Retrouver l’esprit du « personal computer »
Si cet outil réseau multifonction vous fait penser à un petit PC ou à un Raspberry Pi, c’est tout à fait normal. Pavel Zhovner a expliqué à Gizmodo que l’objectif de Flipper One était de corriger un bon nombre des inconvénients qui le dérangeaient dans les autres petits ordinateurs de ce type. Notamment, il pointe le problème, sur les Raspberry Pi, du câble d’alimentation spécifique.
Le projet tourne donc autour de l’ouverture, que ce soit au niveau du software comme du hardware. «Nous voulons créer une plateforme matérielle Linux véritablement ouverte : l’ordinateur ARM le mieux documenté, capable de fonctionner dès sa sortie de l’emballage avec n’importe quel noyau récent », explique-t-il dans son billet, côté hardware. « Prise en charge complète du noyau Linux principal, pas de blobs binaires, de pilotes fermés ni de micrologiciels propriétaires, pas de BSP (package de support de carte) verrouillé par un fournisseur », côté software.

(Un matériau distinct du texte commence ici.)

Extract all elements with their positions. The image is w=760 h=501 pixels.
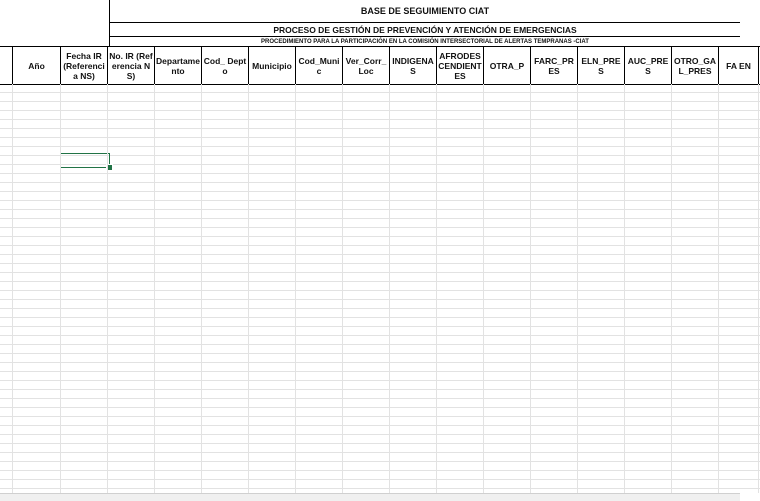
column-header[interactable]: OTRO_GAL_PRES	[672, 47, 719, 84]
column-header[interactable]: Cod_ Depto	[202, 47, 249, 84]
horizontal-scrollbar[interactable]	[0, 493, 740, 501]
column-header[interactable]: AUC_PRES	[625, 47, 672, 84]
process-title: PROCESO DE GESTIÓN DE PREVENCIÓN Y ATENCIÓN DE EMERGENCIAS	[110, 23, 740, 37]
column-header[interactable]: OTRA_P	[484, 47, 531, 84]
column-gridline	[758, 84, 759, 493]
column-header[interactable]: AFRODESCENDIENTES	[437, 47, 484, 84]
column-gridline	[201, 84, 202, 493]
column-header[interactable]: Ver_Corr_Loc	[343, 47, 390, 84]
procedure-title: PROCEDIMIENTO PARA LA PARTICIPACIÓN EN LA COMISIÓN INTERSECTORIAL DE ALERTAS TEMPRANAS -CIAT	[110, 37, 740, 47]
column-gridline	[248, 84, 249, 493]
column-gridline	[718, 84, 719, 493]
column-header[interactable]: ELN_PRES	[578, 47, 625, 84]
column-gridline	[389, 84, 390, 493]
column-header[interactable]: Cod_Munic	[296, 47, 343, 84]
column-header[interactable]: FA EN	[719, 47, 759, 84]
column-header-row	[0, 46, 760, 85]
column-gridline	[577, 84, 578, 493]
selected-cell[interactable]	[60, 153, 110, 168]
column-header[interactable]: Año	[13, 47, 61, 84]
column-gridline	[342, 84, 343, 493]
column-gridline	[154, 84, 155, 493]
column-gridline	[624, 84, 625, 493]
column-gridline	[60, 84, 61, 493]
column-header[interactable]: No. IR (Referencia NS)	[108, 47, 155, 84]
column-gridline	[483, 84, 484, 493]
column-header[interactable]: Fecha IR (Referencia NS)	[61, 47, 108, 84]
column-gridline	[436, 84, 437, 493]
cell-grid[interactable]	[0, 84, 760, 493]
column-header[interactable]: Municipio	[249, 47, 296, 84]
column-header[interactable]: INDIGENAS	[390, 47, 437, 84]
column-header[interactable]	[0, 47, 13, 84]
column-gridline	[671, 84, 672, 493]
column-gridline	[295, 84, 296, 493]
column-gridline	[530, 84, 531, 493]
column-gridline	[12, 84, 13, 493]
sheet-title: BASE DE SEGUIMIENTO CIAT	[110, 0, 740, 23]
column-header[interactable]: FARC_PRES	[531, 47, 578, 84]
column-gridline	[107, 84, 108, 493]
column-header[interactable]: Departamento	[155, 47, 202, 84]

L’équipe développe aussi un système d’exploitation dont le nom est Flipper OS, pour être original. Celui-ci s’appuie sur Debian et propose des « profils » de configuration qui permettent d’avoir des snapshots d’OS différents, avec différents paquets et paramètres préconfigurés. Il est possible de cloner, modifier un profil ou revenir à une copie vierge, comme un reset d’usine. L’idée est de se passer des galères d’installation avec micro SD qu’on peut rencontrer quand on utilise un Raspberry Pi.
Ils ont aussi ouvert un portail wiki avec toute la documentation du projet et de la façon dont on peut participer.
« Que vous soyez ingénieur, développeur, designer ou simplement un utilisateur passionné ayant des idées à partager, vous êtes les bienvenus pour participer au développement et contribuer à façonner Flipper One », explique Pavel Zhovner avec un lien pour rejoindre le projet. On peut aussi retrouver le projet sur GitHub et retrouver la maquette sur On Shape.